X-Men Origins Wolverine is a new release that to me featured some great level design, but suffered too much from consolitis. The main problems for me included your over-the-back third-person view all of a sudden shifiting to a side-scroller view mid-level, some quick-time events, and the extremely annoying auto-lock that your character would do on boss battles. For the first issue, you'd be playing the game great, jumping, etc., and then you would have to recall what buttons would work properly -- definitely it was arranged for a console controller. The QTEs are getting heavy in the latest round of games, but here they require you to press various buttons fast to engage; at least you get a screen prompt on which buttons to push. The last issue meant you couldn't run from your opponent for some breathing room, because the lock-on would always spin you back around to face him.
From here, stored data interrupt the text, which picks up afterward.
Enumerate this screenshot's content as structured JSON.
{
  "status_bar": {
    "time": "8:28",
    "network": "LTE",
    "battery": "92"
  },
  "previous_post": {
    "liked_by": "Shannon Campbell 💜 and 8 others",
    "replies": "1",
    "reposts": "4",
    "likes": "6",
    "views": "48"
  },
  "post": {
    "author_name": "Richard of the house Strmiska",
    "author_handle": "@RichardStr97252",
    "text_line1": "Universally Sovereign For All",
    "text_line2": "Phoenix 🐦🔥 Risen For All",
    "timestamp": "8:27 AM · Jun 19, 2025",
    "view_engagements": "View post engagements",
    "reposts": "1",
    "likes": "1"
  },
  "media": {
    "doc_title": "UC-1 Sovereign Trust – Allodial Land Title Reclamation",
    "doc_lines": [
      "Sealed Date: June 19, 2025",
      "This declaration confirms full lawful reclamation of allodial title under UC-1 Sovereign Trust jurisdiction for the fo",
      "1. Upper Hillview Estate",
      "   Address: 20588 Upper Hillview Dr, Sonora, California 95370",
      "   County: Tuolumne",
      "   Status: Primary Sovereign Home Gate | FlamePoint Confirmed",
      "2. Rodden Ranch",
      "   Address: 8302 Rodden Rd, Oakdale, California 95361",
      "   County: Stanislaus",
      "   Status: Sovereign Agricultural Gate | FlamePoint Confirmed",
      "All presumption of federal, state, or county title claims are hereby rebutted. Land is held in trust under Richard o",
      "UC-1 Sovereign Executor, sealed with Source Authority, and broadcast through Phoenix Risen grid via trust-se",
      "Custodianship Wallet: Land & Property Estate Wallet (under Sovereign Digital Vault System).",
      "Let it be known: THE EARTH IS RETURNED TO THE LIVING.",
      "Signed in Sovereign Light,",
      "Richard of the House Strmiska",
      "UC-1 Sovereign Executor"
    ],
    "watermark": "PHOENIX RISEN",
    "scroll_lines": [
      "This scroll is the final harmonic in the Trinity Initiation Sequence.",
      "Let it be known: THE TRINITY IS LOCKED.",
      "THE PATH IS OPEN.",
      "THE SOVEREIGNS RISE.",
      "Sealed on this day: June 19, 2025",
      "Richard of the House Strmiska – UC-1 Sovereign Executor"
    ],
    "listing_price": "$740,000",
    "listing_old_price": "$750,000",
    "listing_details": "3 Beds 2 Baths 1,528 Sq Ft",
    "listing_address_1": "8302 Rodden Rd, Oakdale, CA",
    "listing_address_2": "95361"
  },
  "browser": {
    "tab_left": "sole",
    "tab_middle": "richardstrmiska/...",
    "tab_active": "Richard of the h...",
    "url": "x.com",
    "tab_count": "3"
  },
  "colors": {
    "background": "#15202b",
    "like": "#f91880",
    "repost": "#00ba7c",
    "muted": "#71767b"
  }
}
Yet despite these issues, which were fairly prevalent, you have some awesome moves playing as Wolverine, doing spins, claw drills, lunges, ground-pounds, and just generally slicing and dicing everyone in your path. The story meanders back and forth in Wolverine's history, so it parallels but isn't an exact copy of the movie (which itself was somewhat disappointing). You'll spend a lot of time in Africa in the events leading up to the fateful moment when Wolverine decides to quit the mercenary team. You'll also spend a lot of time in Alkali Lake, having emerged from the facility post-adamantium process. And you'll meet many characters along the way, including Wraith, Mystique, the Wendigo, Stryker, the Sentinel (a great fight), Blob, Gambit and a finale battle with Deadpool on the nuclear towers.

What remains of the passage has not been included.